Augmentation du nombre d’expulsions, allongement de la rétention… : circulaire ou projet de loi, les textes très durs du gouvernement suscitent un front commun des associations.
Accélérer l’examen des demandes d’asile, renforcer les pouvoirs de la police et de l’administration, augmenter le nombre d’expulsions: ces projets du gouvernement hérissent les associations d’aide aux migrants, reçues jeudi à Matignon et ressorties dépitées de leur rencontre avec le Premier ministre, Edouard Philippe. «Même après trois heures d’écoute, on comprend que leur ligne ne bougera pas, regrette la présidente de Médecins du monde, Françoise Sivignon. Leur philosophie, c’est vraiment : comment expulser mieux ?» Même constat pour le directeur de la Fédération des acteurs de la solidarité (FAS), Florent Gueguen : «Ils nous ont proposé de contribuer, mais on n’a pas l’impression que le gouvernement cherche à rétablir un équilibre dans ce texte.»
La rencontre, à laquelle ont aussi pris part les ministres Gérard Collomb (Intérieur), Jacques Mézard (Cohésion des territoires) et Jacqueline Gourault (ministre «bis» de l’Intérieur), avait été annoncée en décembre par Edouard Philippe. Cette consultation devait apaiser l’émoi provoqué par deux circulaires prévoyant, notamment, l’intervention d’«équipes mobiles» au sein des centres d’hébergement d’urgence, afin de contrôler la situation des occupants. Un mois plus tard, la colère des associations n’est pas retombée : mercredi soir, à quelques heures de leur rendez-vous à Matignon, vingt-six d’entre elles ont annoncé saisir le Conseil d’Etat pour obtenir la suspension des circulaires, jugées contraires aux «principes d’accueil inconditionnel en hébergement d’urgence». Manière d’ouvrir les discussions avec le gouvernement par un bon «coup de pression», n’a pas caché Gueguen.
«Déni d’humanité»
C’est aussi mercredi soir que le gouvernement a livré une première esquisse de son futur projet de loi, dont la présentation est prévue pour février, et dont le Parlement pourrait débuter l’examen en avril. Il prévoit notamment le doublement de la durée maximale de rétention administrative : celle-ci, qui est en l’état une des plus courtes d’Europe, passerait de 45 à 90 jours (lire ci-contre), contre 18 mois en Allemagne. Un durcissement qu’est censé balancer le renforcement des moyens dédiés à la politique d’intégration.

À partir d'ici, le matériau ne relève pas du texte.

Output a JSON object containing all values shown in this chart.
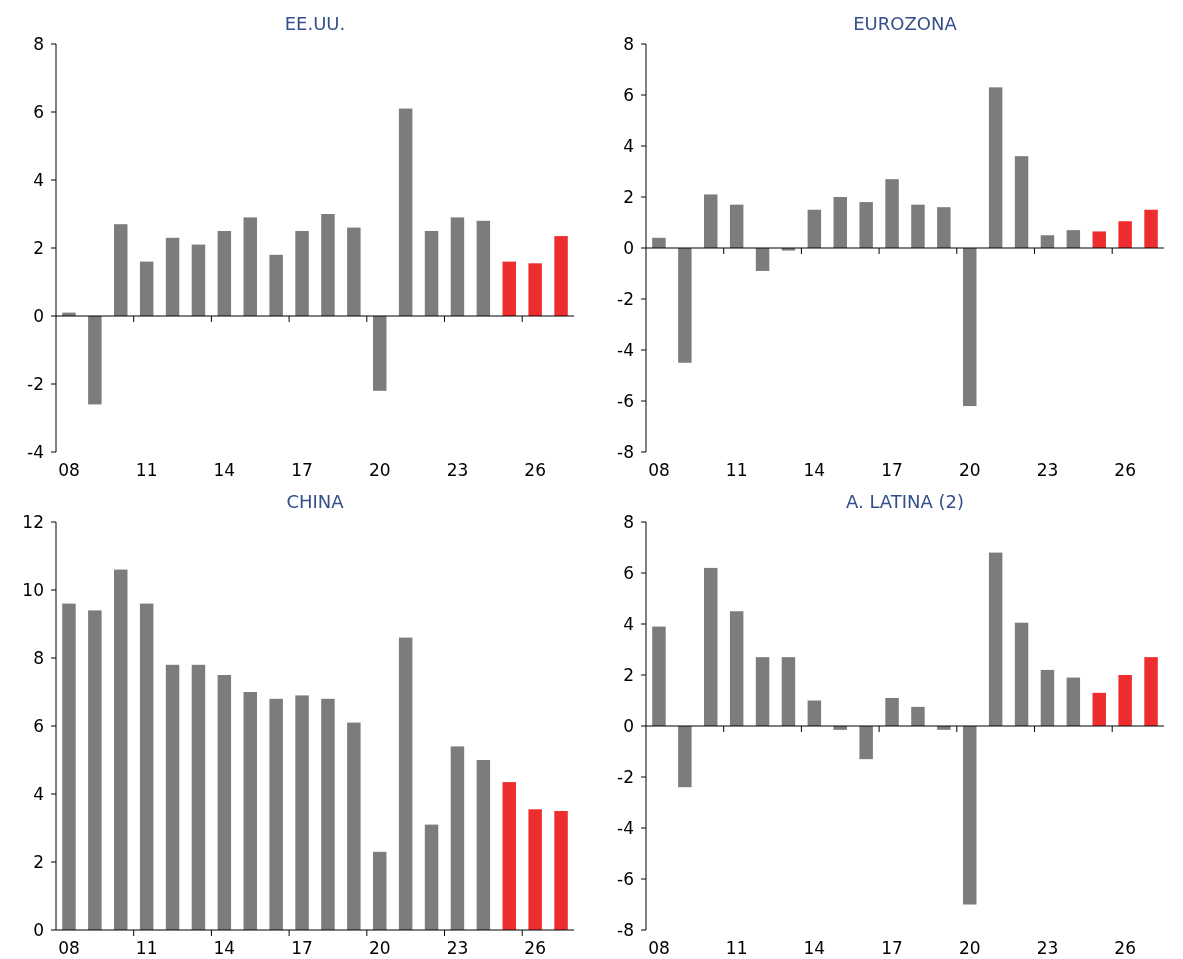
{
  "chart_data": [
    {
      "type": "bar",
      "title": "EE.UU.",
      "categories": [
        "08",
        null,
        null,
        "11",
        null,
        null,
        "14",
        null,
        null,
        "17",
        null,
        null,
        "20",
        null,
        null,
        "23",
        null,
        null,
        "26",
        null
      ],
      "values": [
        0.1,
        -2.6,
        2.7,
        1.6,
        2.3,
        2.1,
        2.5,
        2.9,
        1.8,
        2.5,
        3.0,
        2.6,
        -2.2,
        6.1,
        2.5,
        2.9,
        2.8,
        1.6,
        1.55,
        2.35
      ],
      "colors": [
        "#7a7c7e",
        "#7a7c7e",
        "#7a7c7e",
        "#7a7c7e",
        "#7a7c7e",
        "#7a7c7e",
        "#7a7c7e",
        "#7a7c7e",
        "#7a7c7e",
        "#7a7c7e",
        "#7a7c7e",
        "#7a7c7e",
        "#7a7c7e",
        "#7a7c7e",
        "#7a7c7e",
        "#7a7c7e",
        "#7a7c7e",
        "#ee2e2e",
        "#ee2e2e",
        "#ee2e2e"
      ],
      "ylim": [
        -4,
        8
      ],
      "yticks": [
        -4,
        -2,
        0,
        2,
        4,
        6,
        8
      ]
    },
    {
      "type": "bar",
      "title": "EUROZONA",
      "categories": [
        "08",
        null,
        null,
        "11",
        null,
        null,
        "14",
        null,
        null,
        "17",
        null,
        null,
        "20",
        null,
        null,
        "23",
        null,
        null,
        "26",
        null
      ],
      "values": [
        0.4,
        -4.5,
        2.1,
        1.7,
        -0.9,
        -0.1,
        1.5,
        2.0,
        1.8,
        2.7,
        1.7,
        1.6,
        -6.2,
        6.3,
        3.6,
        0.5,
        0.7,
        0.65,
        1.05,
        1.5
      ],
      "colors": [
        "#7a7c7e",
        "#7a7c7e",
        "#7a7c7e",
        "#7a7c7e",
        "#7a7c7e",
        "#7a7c7e",
        "#7a7c7e",
        "#7a7c7e",
        "#7a7c7e",
        "#7a7c7e",
        "#7a7c7e",
        "#7a7c7e",
        "#7a7c7e",
        "#7a7c7e",
        "#7a7c7e",
        "#7a7c7e",
        "#7a7c7e",
        "#ee2e2e",
        "#ee2e2e",
        "#ee2e2e"
      ],
      "ylim": [
        -8,
        8
      ],
      "yticks": [
        -8,
        -6,
        -4,
        -2,
        0,
        2,
        4,
        6,
        8
      ]
    },
    {
      "type": "bar",
      "title": "CHINA",
      "categories": [
        "08",
        null,
        null,
        "11",
        null,
        null,
        "14",
        null,
        null,
        "17",
        null,
        null,
        "20",
        null,
        null,
        "23",
        null,
        null,
        "26",
        null
      ],
      "values": [
        9.6,
        9.4,
        10.6,
        9.6,
        7.8,
        7.8,
        7.5,
        7.0,
        6.8,
        6.9,
        6.8,
        6.1,
        2.3,
        8.6,
        3.1,
        5.4,
        5.0,
        4.35,
        3.55,
        3.5
      ],
      "colors": [
        "#7a7c7e",
        "#7a7c7e",
        "#7a7c7e",
        "#7a7c7e",
        "#7a7c7e",
        "#7a7c7e",
        "#7a7c7e",
        "#7a7c7e",
        "#7a7c7e",
        "#7a7c7e",
        "#7a7c7e",
        "#7a7c7e",
        "#7a7c7e",
        "#7a7c7e",
        "#7a7c7e",
        "#7a7c7e",
        "#7a7c7e",
        "#ee2e2e",
        "#ee2e2e",
        "#ee2e2e"
      ],
      "ylim": [
        0,
        12
      ],
      "yticks": [
        0,
        2,
        4,
        6,
        8,
        10,
        12
      ]
    },
    {
      "type": "bar",
      "title": "A. LATINA (2)",
      "categories": [
        "08",
        null,
        null,
        "11",
        null,
        null,
        "14",
        null,
        null,
        "17",
        null,
        null,
        "20",
        null,
        null,
        "23",
        null,
        null,
        "26",
        null
      ],
      "values": [
        3.9,
        -2.4,
        6.2,
        4.5,
        2.7,
        2.7,
        1.0,
        -0.15,
        -1.3,
        1.1,
        0.75,
        -0.15,
        -7.0,
        6.8,
        4.05,
        2.2,
        1.9,
        1.3,
        2.0,
        2.7
      ],
      "colors": [
        "#7a7c7e",
        "#7a7c7e",
        "#7a7c7e",
        "#7a7c7e",
        "#7a7c7e",
        "#7a7c7e",
        "#7a7c7e",
        "#7a7c7e",
        "#7a7c7e",
        "#7a7c7e",
        "#7a7c7e",
        "#7a7c7e",
        "#7a7c7e",
        "#7a7c7e",
        "#7a7c7e",
        "#7a7c7e",
        "#7a7c7e",
        "#ee2e2e",
        "#ee2e2e",
        "#ee2e2e"
      ],
      "ylim": [
        -8,
        8
      ],
      "yticks": [
        -8,
        -6,
        -4,
        -2,
        0,
        2,
        4,
        6,
        8
      ]
    }
  ]
}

Au-delà des associations, l’opposition de gauche ainsi que plusieurs personnalités ont dénoncé les projets du gouvernement. A l’image du Prix Nobel de littérature Jean-Marie Gustave Le Clézio qui, dans une tribune publiée jeudi par l’Obs, évoque un «déni d’humanité insupportable» de la part d’un «pays extrêmement prospère [qui] refuse de sacrifier un peu de son pactole». Parmi les autres voix critiques s’exprimant dans l’hebdo figurent le secrétaire général de la CFDT, Laurent Berger, l’historien Patrick Boucheron ou encore le président de la Conférence des évêques de France, Georges Pontier. Jeudi, la ministre Gourault est montée au créneau pour fustiger la une de l’Obs, représentant le visage présidentiel cerné de barbelés.
Sondés
Quant au chef de l’Etat, il s’est exprimé depuis Rome, où il participait mercredi à un sommet des pays du sud de l’UE, largement consacré à la question migratoire. Macron a vu «beaucoup de confusion intellectuelle» et trop de «bons sentiments» dans un débat où, juge-t-il, «on mélange tout: les migrants, les réfugiés, le droit d’asile, les migrations économiques». «L’asile, ce n’est pas l’accueil sans distinction», a-t-il tranché lors d’une conférence de presse avec le président du Conseil italien, Paolo Gentiloni.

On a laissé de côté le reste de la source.